There are some places on earth that have survived civilization, some sanctuaries that are devoid of towering buildings, paved roads, stop signs, and artificial light. Places where the stars are clear at night and where only the sound of wind can be heard through the brush. The fresh scent of pine needles and the scent of musky, damp leaves replaces the overpowering smell of gasoline and hotdog stands. The call of loons can be heard in the quiet evening, and when the wind dies down, the water becomes as still as glass. So clear at times that under a bright blue sky, schools of fish can sometimes be seen at the bottom. Light flickers across the forest floor with the movement of leaves overhead, causing shadows to flee, and millions of birch, spruce, pine, and aspen stand guard over the rugged wilderness. Sunset lights the clouds on fire, splashing brilliant hues of red and gold across the horizon to paint the final masterpiece of the day before casting the woods into darkness so deep that only the moon and cold stars can light the traveler’s way.

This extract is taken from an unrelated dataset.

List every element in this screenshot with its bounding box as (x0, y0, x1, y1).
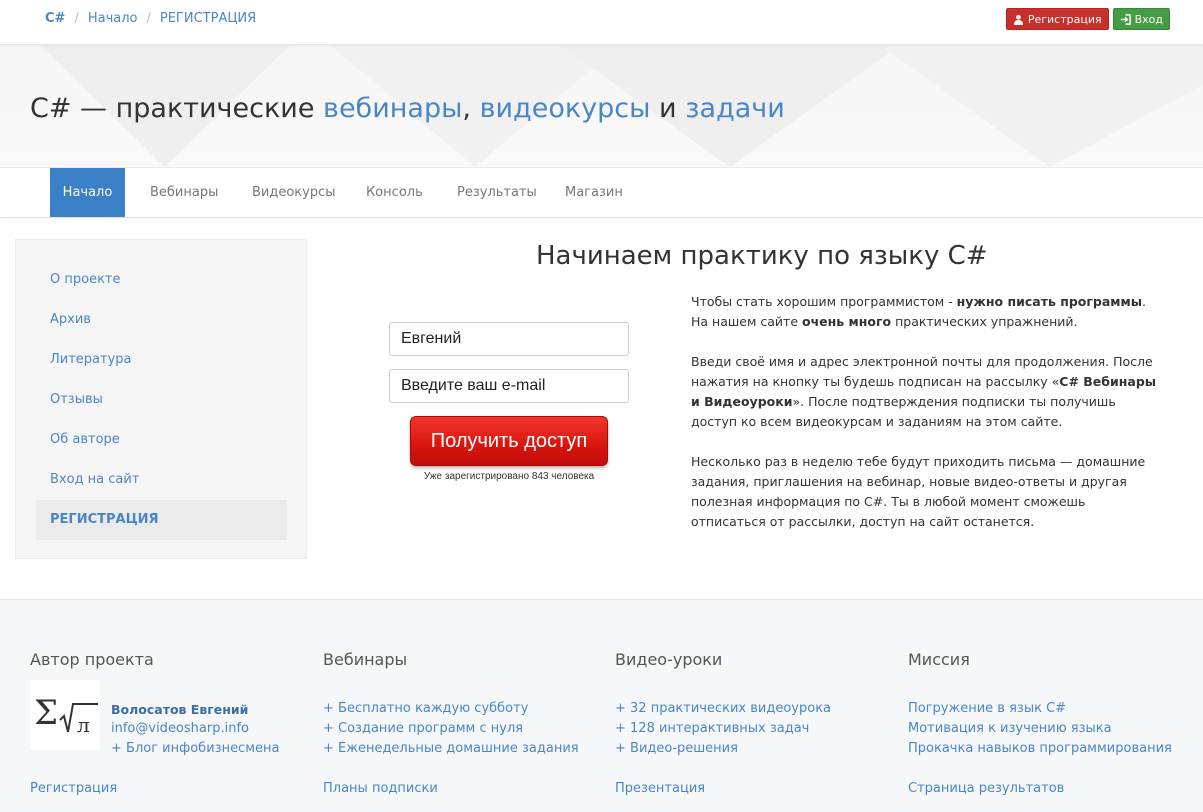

The wilderness is determined to help you find your way, because it has been said that you have to lose yourself to find yourself. Cell phones lose service, and there are even places where minerals in the ground can cause compasses to go haywire. But I do not mean finding yourself in the directional sense. Sometimes you need to find a place away from the distraction of technology, politics, and societal expectations where you can have time alone, unencumbered by the pressures of life. A place where you can put down your façade and just be you, because frankly, pretending to be someone you are not is simply exhausting! Sometimes we all need a retreat away from the busyness of life, to collect our thoughts and get a fresh perspective, to refocus on what really matters in life and figure out what the things are in our lives that are only temporary frustrations.

© Joshua Gazelka

The woods in northern Minnesota, just below the Canadian border, are my place where I most find myself, and even though I now live hundreds of miles away, I will still always find my way back home, even if it is only in memory.